Disse che mi stava cercando, che aveva qualcosa di importante da dirmi. Non capivo nulla. Mi offrì la mano. Mi alzai.
Salii sull’auto nera che lo aspettava. Sedile caldo, morbido. Odorava di pelle e profumo costoso. Chiusi gli occhi.
Quando mi svegliai ero in una stanza di lusso. Soffitto con modanature dorate, tende spesse, un letto bianco con lenzuola morbide. Avevo un pigiama pulito. Accanto al letto, vestaglia e pantofole nuove.
Sul tavolo, tè caldo, pane tostato, frutta fresca. Una donna in uniforme entrò con un sorriso. Le chiesi dove fossi. Disse che ero in un hotel, su invito.
Le chiesi chi pagava. Disse che me lo avrebbero detto presto. Feci la doccia. L’acqua calda cadde sul mio corpo come un regalo.
Piansi in silenzio mentre il vapore riempiva la stanza. Più tardi entrò un uomo alto in abito scuro. Si presentò. Disse che lavorava per qualcuno che mi aveva cercato, che si era informato della mia situazione.
Mi disse che quella persona sarebbe venuta a vedermi presto. Non dormii quella notte. Mi sedetti vicino alla finestra, guardando le luci della città. Il giorno dopo, verso mezzogiorno, la stessa donna mi accompagnò per un corridoio fino a una porta doppia.
Entrai. Un uomo giovane, sui trentacinque anni, era in piedi guardando fuori. Indossava un abito elegante. Si girò e mi guardò.
Il suo viso mi era vagamente familiare. Mi chiamò con il mio nome completo, non il diminutivo. Disse che sapeva chi ero, che aveva impiegato anni a trovarmi. Poi lo disse.
Mi disse che era mio figlio. Il figlio che avevo avuto a 18 anni, quello che diedi in adozione. Era lì, vivo, bello, realizzato. Rimasi immobile.
Mi coprii la bocca con una mano. Lui fece un passo verso di me. Disse che sapeva perché lo avevo dato via, che non veniva a reclamare nulla. Disse che aveva trovato suo padre, un uomo distrutto.
Poi volle cercarmi. Mi aveva trovato addormentata su una panchina. Disse che non poteva sopportarlo. Non resistetti.
Piansi. Lui mi prese le mani. Disse che capiva. Disse che non era lì per giudicarmi, ma per abbracciarmi.
E lo fece. Mi abbracciò. In quell’abbraccio sentii che si chiudeva una ferita aperta vent’anni prima. Dopo ci sedemmo.
Mi raccontò la sua storia. Si chiamava Alessandro. Crebbe in una buona famiglia, seppe sempre di essere adottato. Quando compì trent’anni iniziò a cercarmi.
Trovò mio indirizzo, scoprì la mia vita. Mi raccontò che aveva costruito la sua azienda da solo, lavorando duro. Io gli raccontai la mia. Gli parlai della povertà, del parto in ospedale, del pianto quando me lo portarono via.

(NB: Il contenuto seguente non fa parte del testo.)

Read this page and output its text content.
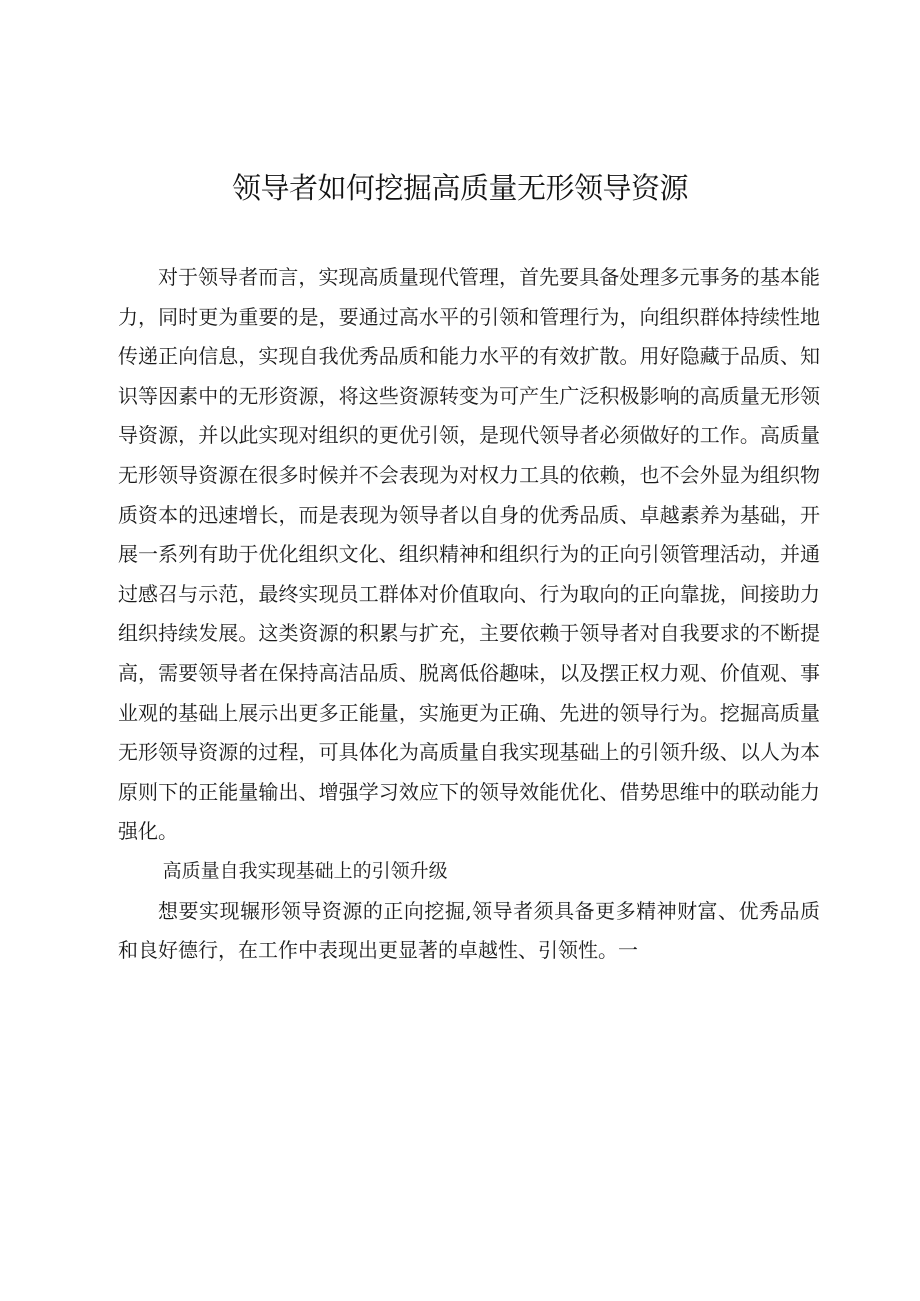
领导者如何挖掘高质量无形领导资源

对于领导者而言，实现高质量现代管理，首先要具备处理多元事务的基本能力，同时更为重要的是，要通过高水平的引领和管理行为，向组织群体持续性地传递正向信息，实现自我优秀品质和能力水平的有效扩散。用好隐藏于品质、知识等因素中的无形资源，将这些资源转变为可产生广泛积极影响的高质量无形领导资源，并以此实现对组织的更优引领，是现代领导者必须做好的工作。高质量无形领导资源在很多时候并不会表现为对权力工具的依赖，也不会外显为组织物质资本的迅速增长，而是表现为领导者以自身的优秀品质、卓越素养为基础，开展一系列有助于优化组织文化、组织精神和组织行为的正向引领管理活动，并通过感召与示范，最终实现员工群体对价值取向、行为取向的正向靠拢，间接助力组织持续发展。这类资源的积累与扩充，主要依赖于领导者对自我要求的不断提高，需要领导者在保持高洁品质、脱离低俗趣味，以及摆正权力观、价值观、事业观的基础上展示出更多正能量，实施更为正确、先进的领导行为。挖掘高质量无形领导资源的过程，可具体化为高质量自我实现基础上的引领升级、以人为本原则下的正能量输出、增强学习效应下的领导效能优化、借势思维中的联动能力强化。

高质量自我实现基础上的引领升级

想要实现辗形领导资源的正向挖掘,领导者须具备更多精神财富、优秀品质和良好德行，在工作中表现出更显著的卓越性、引领性。一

Gli parlai dei suoi fratelli, di come li cresci, di come diedi tutto. Lui mi disse che non dovevo chiedergli perdono. Mi disse che avevo salvato la sua vita dandolo via, anche se al prezzo di spezzare la mia. Parlammo fino a sera.

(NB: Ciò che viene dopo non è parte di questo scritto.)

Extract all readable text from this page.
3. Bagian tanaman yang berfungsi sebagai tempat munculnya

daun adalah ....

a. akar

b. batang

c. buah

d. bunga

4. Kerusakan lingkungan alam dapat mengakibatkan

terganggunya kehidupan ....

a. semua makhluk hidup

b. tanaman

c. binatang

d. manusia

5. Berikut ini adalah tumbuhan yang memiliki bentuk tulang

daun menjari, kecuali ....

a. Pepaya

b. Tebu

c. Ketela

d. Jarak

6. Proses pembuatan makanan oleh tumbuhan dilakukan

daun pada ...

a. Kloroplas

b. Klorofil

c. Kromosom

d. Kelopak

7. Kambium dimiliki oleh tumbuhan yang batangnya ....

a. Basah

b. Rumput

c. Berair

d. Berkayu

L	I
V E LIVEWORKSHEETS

Ordinammo cena in camera. Mangiai senza fretta, senza fare il conto mentale delle spese. Il giorno dopo mi portò a vedere un appartamento. Due camere, una cucina con buona luce, un soggiorno che dava su un parco.

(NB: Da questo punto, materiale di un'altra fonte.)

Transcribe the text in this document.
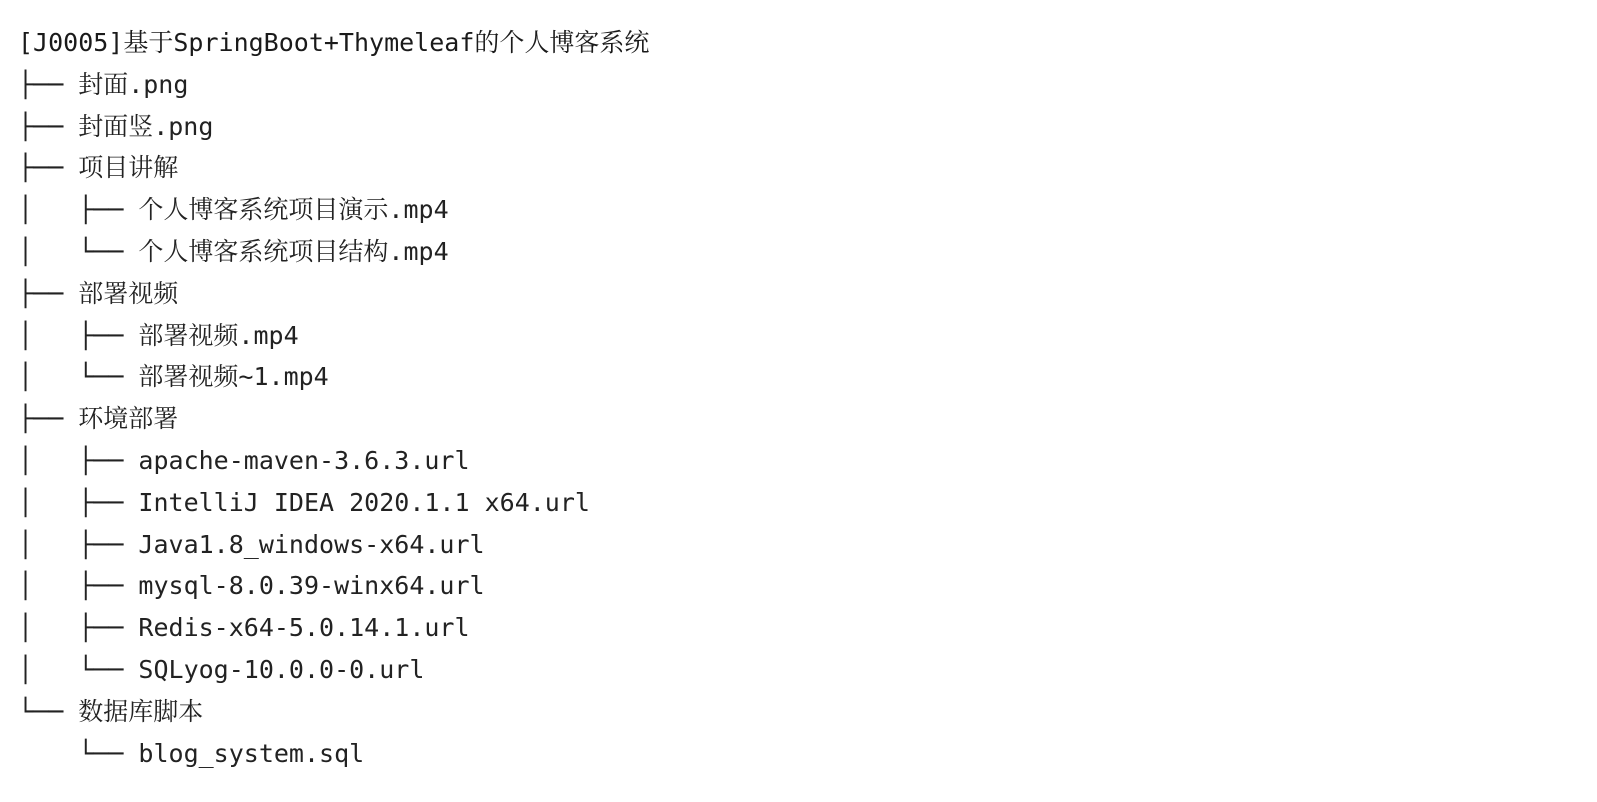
[J0005]基于SpringBoot+Thymeleaf的个人博客系统
├── 封面.png
├── 封面竖.png
├── 项目讲解
│   ├── 个人博客系统项目演示.mp4
│   └── 个人博客系统项目结构.mp4
├── 部署视频
│   ├── 部署视频.mp4
│   └── 部署视频~1.mp4
├── 环境部署
│   ├── apache-maven-3.6.3.url
│   ├── IntelliJ IDEA 2020.1.1 x64.url
│   ├── Java1.8_windows-x64.url
│   ├── mysql-8.0.39-winx64.url
│   ├── Redis-x64-5.0.14.1.url
│   └── SQLyog-10.0.0-0.url
└── 数据库脚本
└── blog_system.sql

Mi disse che voleva regalarmelo, non come carità, ma come ringraziamento per la vita. Accettai. Le notizie si diffusero. Mia figlia mi chiamò con voce tremante.
Voleva sapere se era vero, se quell’imprenditore era mio figlio, se mi aveva dato tutto. Le dissi di sì. Non gridò, non pianse. Disse solo che voleva vedermi.
Poi mio figlio minore mi chiamò. Voleva sapere se avevo bisogno di qualcosa. Li invitai a casa mia per un caffè. I miei nipoti entrarono correndo, mi abbracciarono.
I miei figli arrivarono con occhi colpevoli. Mi abbracciarono, dissero che erano felici per me. Annuii. Non li rimproverai.
Non li abbracciai con la disperazione di prima. Alessandro viene ogni settimana. Cuciniamo insieme. A volte usciamo a camminare per il parco.
Non parliamo molto del passato. La sua lettera è ancora nel comodino. A volte la leggo. È una prova scritta che quando credetti che non restasse nessuno, qualcuno mi cercò.
Ora, quando mi guardo allo specchio, non vedo più una donna spezzata. Vedo una madre che sopravvisse. Una donna che resistette.
Qualcuno che, nonostante tutto, è ancora in piedi.